LES FAITS
Fondée en 2014, la société X est détenue par trois actionnaires : A (167 actions), B (167 actions) et C (166 actions). Suite à un conflit interne, B et C mandatent l’avocat Z pour défendre leurs intérêts. La même année, Z licencie A et lui retire son droit de vote au Conseil d’administration. Par cette action, Z agit au nom de la société sans mandat valide du Conseil d’administration, situation amenant l’actionnaire minoritaire à dénoncer l’existence d’un conflit d’intérêts.
In casu, les deux mandats de l’avocat provoquent-ils un conflit d’intérêts
à l’encontre de l’actionnaire minoritaire évincé ?
LE DROIT
En droit des sociétés, le nombre de parties et d’intérêts généralement en cause augmente le risque de conflit d’intérêts. Dernièrement, le Tribunal fédéral (TF) a proposé une solution à une situation fréquente pour les avocats, celle dans laquelle le même avocat représente la société et les actionnaires majoritaires.
Le TF reconnaît l’importance d’éviter les conflits d’intérêts conformément au principe de l’art. 12 let. cLLCA. Il rappelle l’interdiction de la double représentation illicite, à savoir l’impossibilité de représenter deux parties ayant des intérêts opposés. Cela peut déjà être le cas, dès lors que deux procédures distinctes présentent un lien matériel entre elles.
Dans le cas d’espèce, la plainte de A défend que les intérêts des actionnaires majoritaires divergent de ceux de la société, puisque son licenciement pourrait nuire à la société en compromettant de potentiels revenus futurs.
Toutefois, la simple possibilité théorique de conflits d’intérêts ne suffit pas pour conclure à une double représentation illicite. Il faut un risque concret découlant des circonstances spécifiques du cas. Or, l’avocat n’avait pas clairement enfreint les règles déontologiques au point de justifier une sanction à son encontre ou un retrait de son mandat.
La position de Z ne permet pas de relever automatiquement une situation de conflit d’intérêts car les intérêts de ces parties peuvent s’avérer convergents. Parfois, les intérêts de la société ne coïncident pas avec ceux des actionnaires. Cependant, cela ne permet pas d’affirmer l’existence concrète d’un conflitd’intérêts, mais seulement la possibilité théorique de l’apparition de situations d’intérêts contradictoires. Parconséquent, le Tribunal a maintenu les décisions des instances précédentes, qui avaient toutes refusé d’ouvrir une procédure disciplinaire contre Z.

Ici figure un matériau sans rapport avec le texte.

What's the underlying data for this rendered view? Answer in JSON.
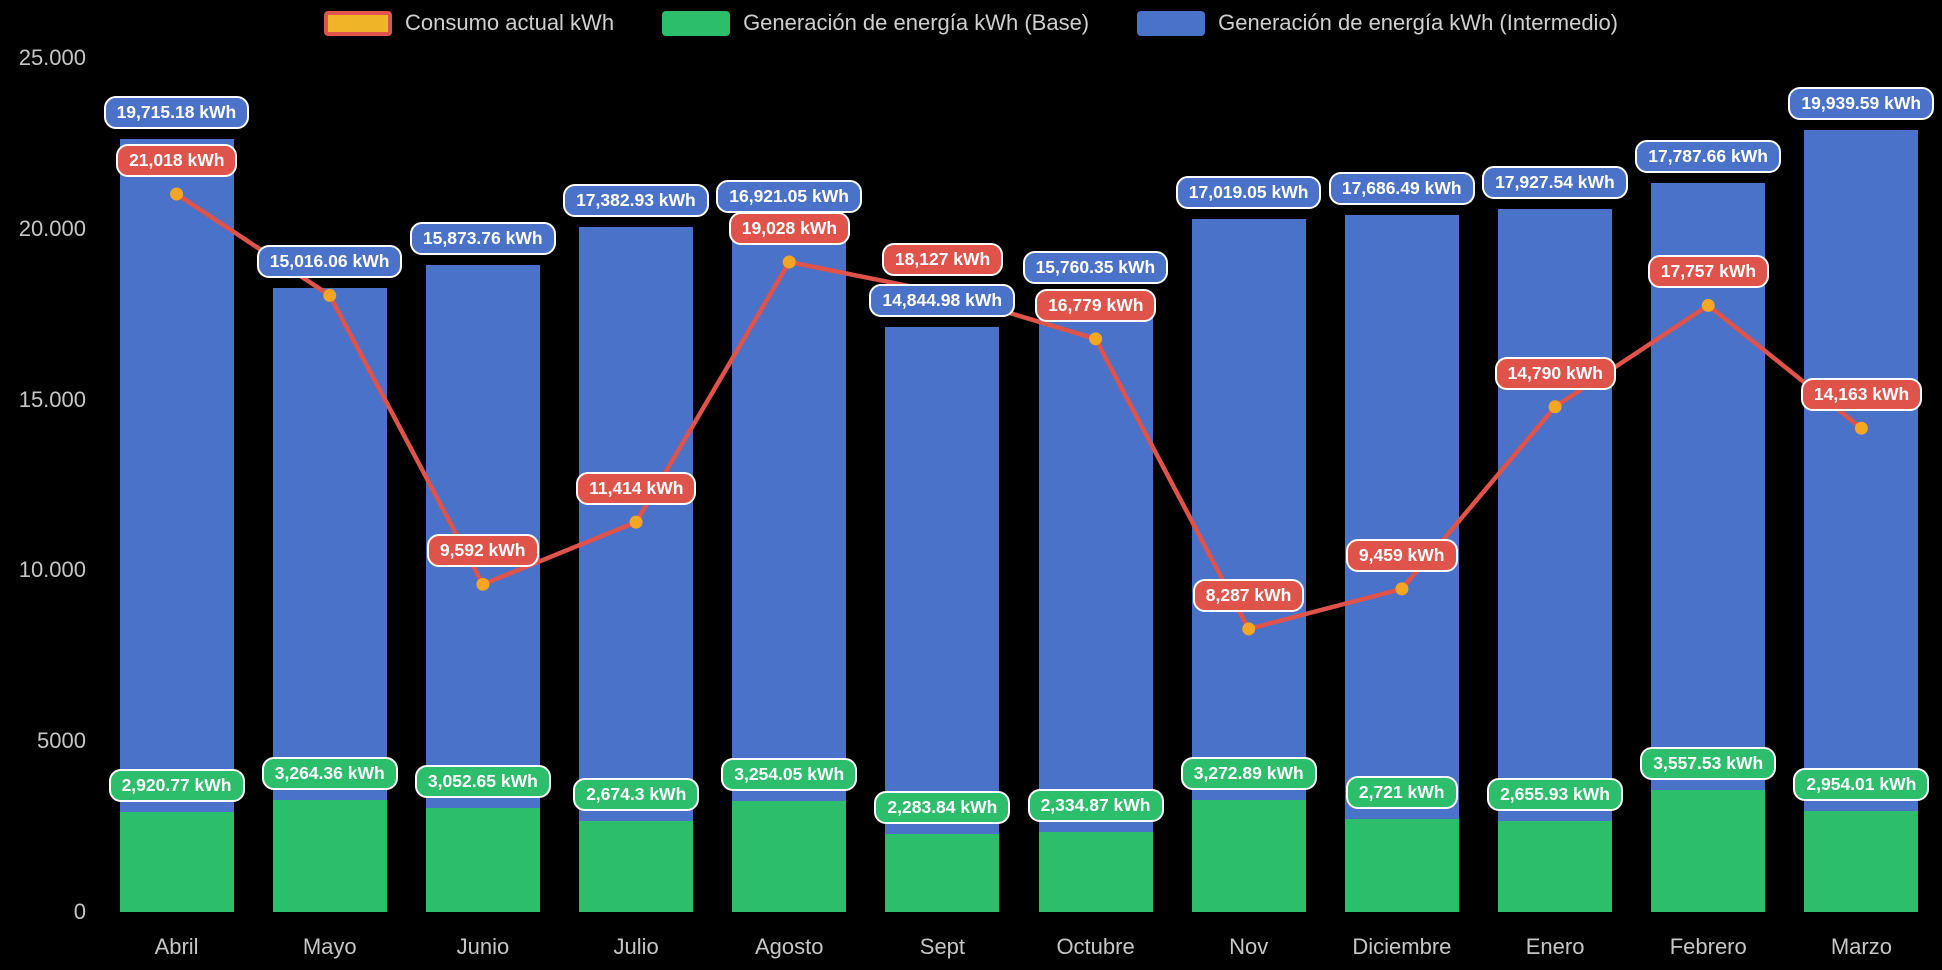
{
  "legend": {
    "items": [
      {
        "label": "Consumo actual kWh",
        "fill": "#f0b429",
        "border": "#e0534a"
      },
      {
        "label": "Generación de energía kWh (Base)",
        "fill": "#2cbe6a",
        "border": ""
      },
      {
        "label": "Generación de energía kWh (Intermedio)",
        "fill": "#4a72c8",
        "border": ""
      }
    ]
  },
  "chart_data": {
    "type": "bar",
    "stacked": true,
    "background": "#000000",
    "title": "",
    "xlabel": "",
    "ylabel": "",
    "grid": false,
    "legend_position": "top",
    "ylim": [
      0,
      25000
    ],
    "yticks": [
      {
        "value": 25000,
        "label": "25.000"
      },
      {
        "value": 20000,
        "label": "20.000"
      },
      {
        "value": 15000,
        "label": "15.000"
      },
      {
        "value": 10000,
        "label": "10.000"
      },
      {
        "value": 5000,
        "label": "5000"
      },
      {
        "value": 0,
        "label": "0"
      }
    ],
    "categories": [
      "Abril",
      "Mayo",
      "Junio",
      "Julio",
      "Agosto",
      "Sept",
      "Octubre",
      "Nov",
      "Diciembre",
      "Enero",
      "Febrero",
      "Marzo"
    ],
    "series": [
      {
        "name": "Generación de energía kWh (Base)",
        "type": "bar",
        "color": "#2cbe6a",
        "values": [
          2920.77,
          3264.36,
          3052.65,
          2674.3,
          3254.05,
          2283.84,
          2334.87,
          3272.89,
          2721,
          2655.93,
          3557.53,
          2954.01
        ],
        "labels": [
          "2,920.77 kWh",
          "3,264.36 kWh",
          "3,052.65 kWh",
          "2,674.3 kWh",
          "3,254.05 kWh",
          "2,283.84 kWh",
          "2,334.87 kWh",
          "3,272.89 kWh",
          "2,721 kWh",
          "2,655.93 kWh",
          "3,557.53 kWh",
          "2,954.01 kWh"
        ]
      },
      {
        "name": "Generación de energía kWh (Intermedio)",
        "type": "bar",
        "color": "#4a72c8",
        "values": [
          19715.18,
          15016.06,
          15873.76,
          17382.93,
          16921.05,
          14844.98,
          15760.35,
          17019.05,
          17686.49,
          17927.54,
          17787.66,
          19939.59
        ],
        "labels": [
          "19,715.18 kWh",
          "15,016.06 kWh",
          "15,873.76 kWh",
          "17,382.93 kWh",
          "16,921.05 kWh",
          "14,844.98 kWh",
          "15,760.35 kWh",
          "17,019.05 kWh",
          "17,686.49 kWh",
          "17,927.54 kWh",
          "17,787.66 kWh",
          "19,939.59 kWh"
        ]
      },
      {
        "name": "Consumo actual kWh",
        "type": "line",
        "color": "#e0534a",
        "point_color": "#f6a623",
        "values": [
          21018,
          18050,
          9592,
          11414,
          19028,
          18127,
          16779,
          8287,
          9459,
          14790,
          17757,
          14163
        ],
        "labels": [
          "21,018 kWh",
          null,
          "9,592 kWh",
          "11,414 kWh",
          "19,028 kWh",
          "18,127 kWh",
          "16,779 kWh",
          "8,287 kWh",
          "9,459 kWh",
          "14,790 kWh",
          "17,757 kWh",
          "14,163 kWh"
        ]
      }
    ]
  }
}
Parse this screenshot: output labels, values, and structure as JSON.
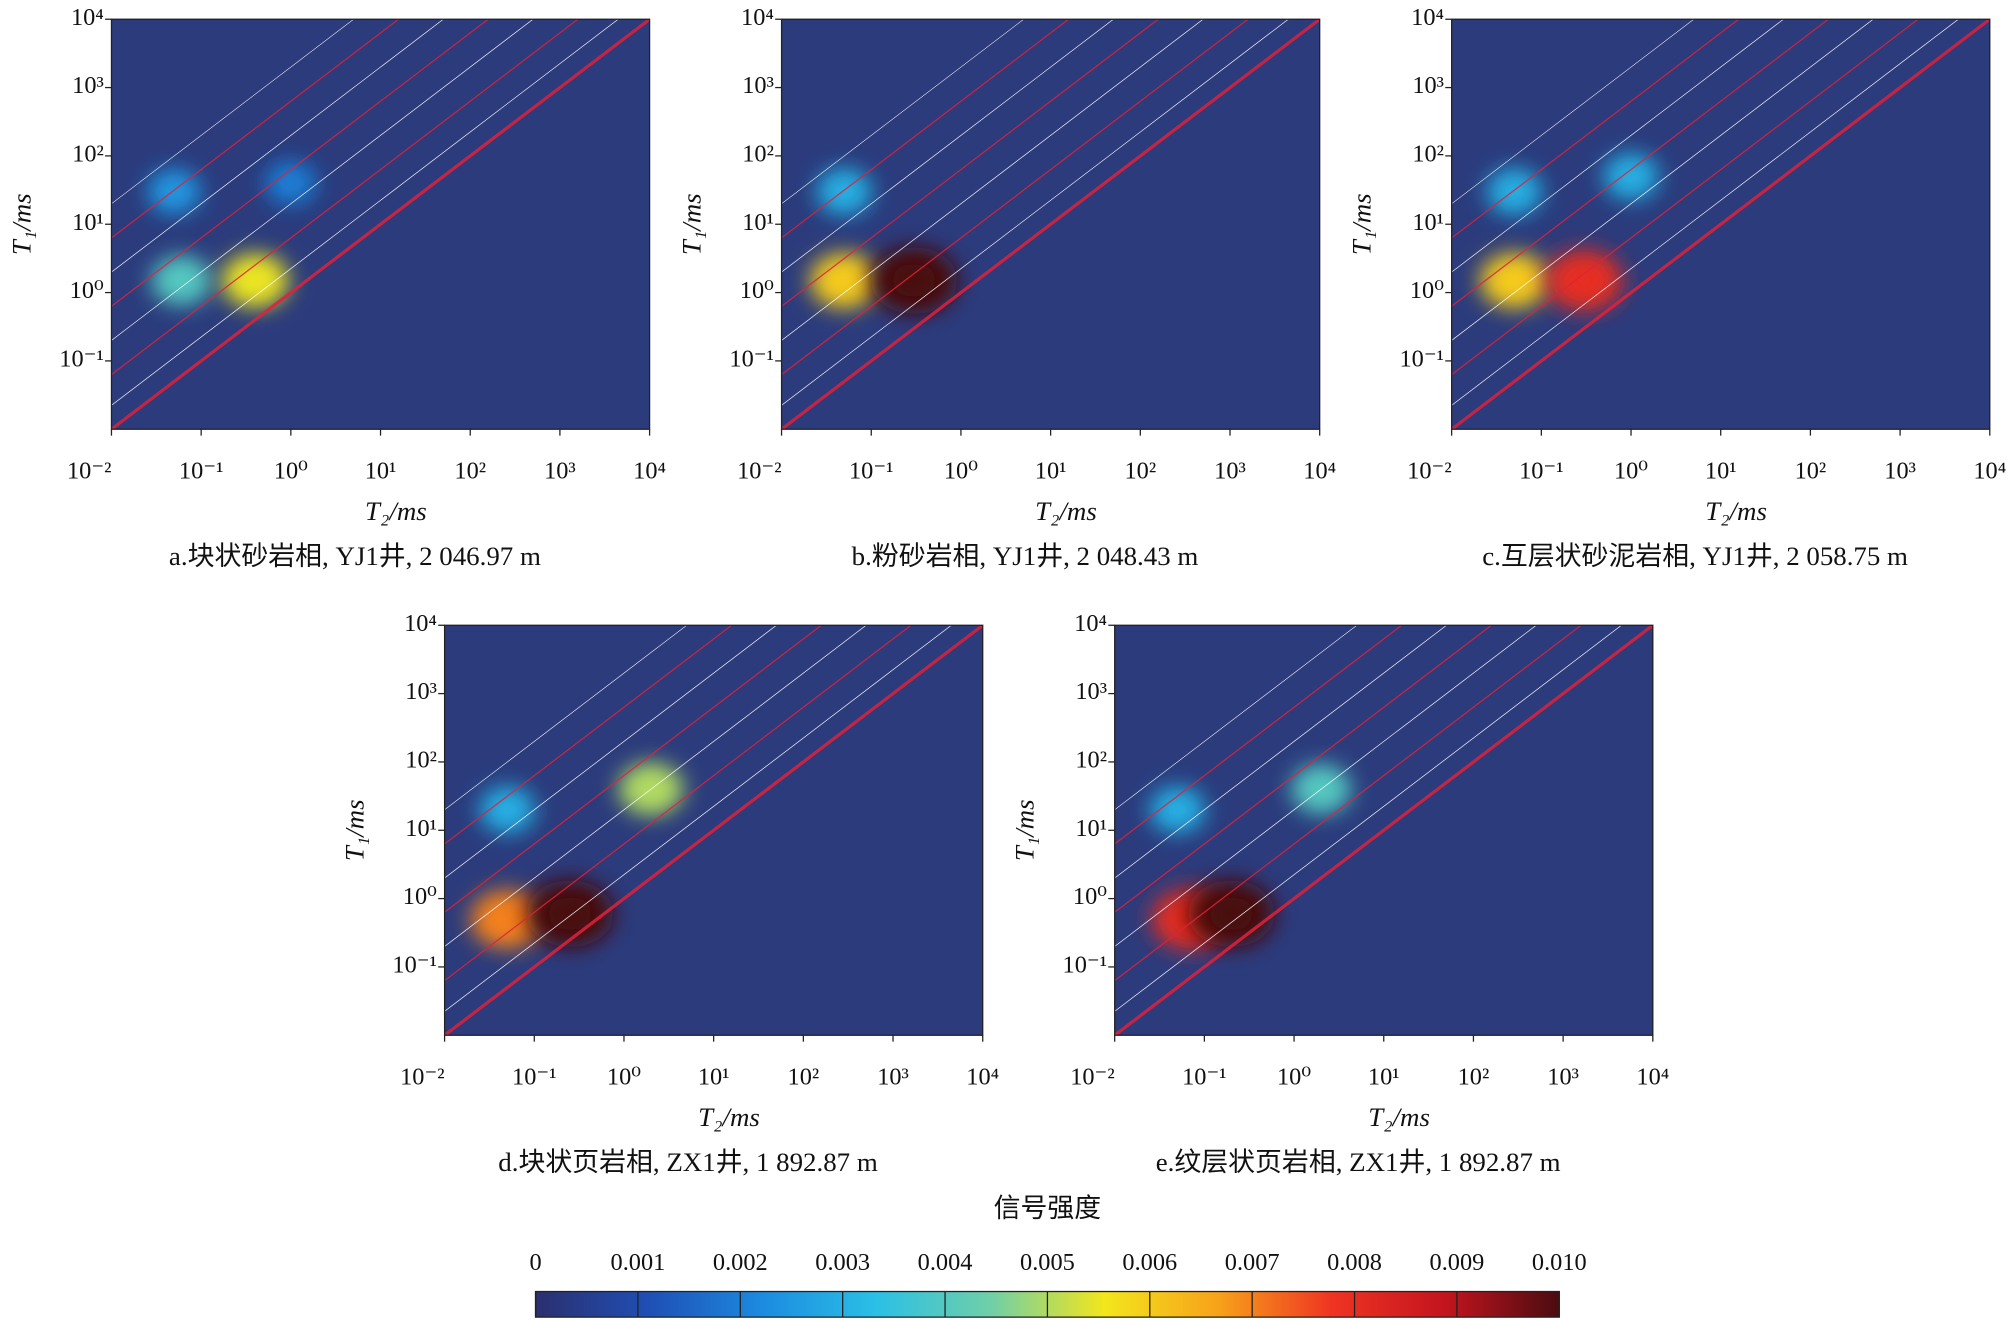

Bien que la plainte ait soulevé des questions importantes, elle n’a pas réussi à démontrer une violation claire et manifeste des règles professionnelles, suffisante pour justifier une intervention disciplinaire.
Cet arrêt souligne l’absence d’une règle universelle en matière de conflits d’intérêts dans les litiges. Chaque cas doit être évalué individuellement, en tenant compte du risque concret de conflit dans la situation spécifique. Il ne suffit pas de soulever la possibilité d’un conflit d’intérêts pour invalider les actions d’un avocat. Néanmoins, les avocats doivent faire preuve de prudence, car persister dans une situation conflictuelle peut engendrer une situation préjudiciable aussi bien pour eux-mêmes que pour leurs clients.
Ainsi, le TF souligne l’importance de la diligence que les avocats et les instances judiciaires doivent observer pour éviter les situations de confit d’intérêts.